Row 2: 100 and 32 more
$100 + 32 = \mathbf{132}$
$132 = 1 \times 100 + 3 \times 10 + 2 \times 1$
Matchstick bundles: 100s = 1, 10s = 3, 1s = 2

Row 3: (pictorial form shown — students count bundles)
Students count from the picture and write the number and sentence.

Row 4: 172
$172 = 1 \times 100 + 7 \times 10 + 2 \times 1$
Matchstick bundles: 100s = 1, 10s = 7, 1s = 2
Number sentence: 100 and 72 more

Row 5: 108
$108 = 1 \times 100 + 0 \times 10 + 8 \times 1$
Matchstick bundles: 100s = 1, 10s = 0, 1s = 8
Number sentence: 100 and 8 more

Row 6: 30 more than 150
$150 + 30 = \mathbf{180}$
$180 = 1 \times 100 + 8 \times 10 + 0 \times 1$
Matchstick bundles: 100s = 1, 10s = 8, 1s = 0

Row 7: Matchstick bundles = 1, 6, 0
$\text{Number} = 1 \times 100 + 6 \times 10 + 0 \times 1 = \mathbf{160}$
Number sentence: 100 and 60 more

To mark numbers on a number line, identify the position of each number relative to the nearest tens.

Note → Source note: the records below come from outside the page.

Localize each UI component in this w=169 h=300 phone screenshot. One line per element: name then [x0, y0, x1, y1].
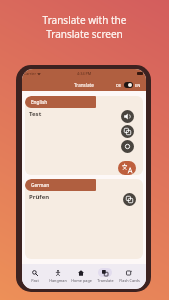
button[interactable]: Home page [69, 264, 93, 289]
staticText: Prüfen [29, 193, 50, 201]
staticText: German [31, 182, 50, 188]
staticText: Hangman [49, 278, 67, 283]
staticText: DE [116, 83, 122, 88]
button[interactable]: Past [23, 264, 46, 289]
button[interactable]: Copy [121, 125, 134, 138]
button[interactable]: German [25, 179, 143, 259]
staticText: Translate with the Translate screen [0, 13, 169, 41]
staticText: 4:34 PM [77, 71, 92, 76]
button[interactable]: Listen [121, 110, 134, 123]
button[interactable]: Copy [123, 193, 136, 206]
button[interactable]: Hangman [46, 264, 69, 289]
button[interactable]: Flash Cards [117, 264, 141, 289]
staticText: EN [135, 83, 141, 88]
button[interactable]: Translate [93, 264, 117, 289]
staticText: Past [31, 278, 39, 283]
button[interactable]: Translate [118, 161, 136, 175]
staticText: Test [29, 110, 42, 118]
button[interactable]: Language toggle [124, 82, 133, 88]
button[interactable]: Clear [121, 140, 134, 153]
staticText: Translate [74, 82, 94, 88]
staticText: Carrier [24, 71, 36, 76]
staticText: Flash Cards [119, 278, 140, 283]
staticText: Translate [97, 278, 114, 283]
button[interactable]: English [25, 96, 143, 175]
staticText: English [31, 99, 48, 105]
staticText: Home page [71, 278, 92, 283]
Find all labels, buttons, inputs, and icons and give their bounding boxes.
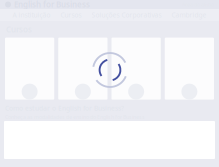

(a) Numbers: 109, 112, 124, 134, 146 (Number line from 100 to 150)

- 109: 9 steps after 100 → mark between 100 and 110, close to 110
- 112: 2 steps after 110 → mark just after 110
- 124: 4 steps after 120 → mark between 120 and 130, close to 120
- 134: 4 steps after 130 → mark between 130 and 140, close to 130
- 146: 6 steps after 140 → mark between 140 and 150, closer to 150

(b) Numbers: 155, 163, 178, 189, 198 (Number line from 150 to 200)

- 155: 5 steps after 150 → halfway between 150 and 160
- 163: 3 steps after 160 → just after 160
- 178: 8 steps after 170 → between 170 and 180, close to 180
- 189: 9 steps after 180 → between 180 and 190, close to 190
- 198: 8 steps after 190 → between 190 and 200, close to 200

(c) Numbers: 125, 142, 153, 174, 199 (Number line from 100 to 200)

- 125: halfway between 120 and 130
- 142: 2 steps after 140
- 153: 3 steps after 150
- 174: 4 steps after 170
- 199: 1 step before 200

Students should mark each number at its correct position on the number lines in their textbook.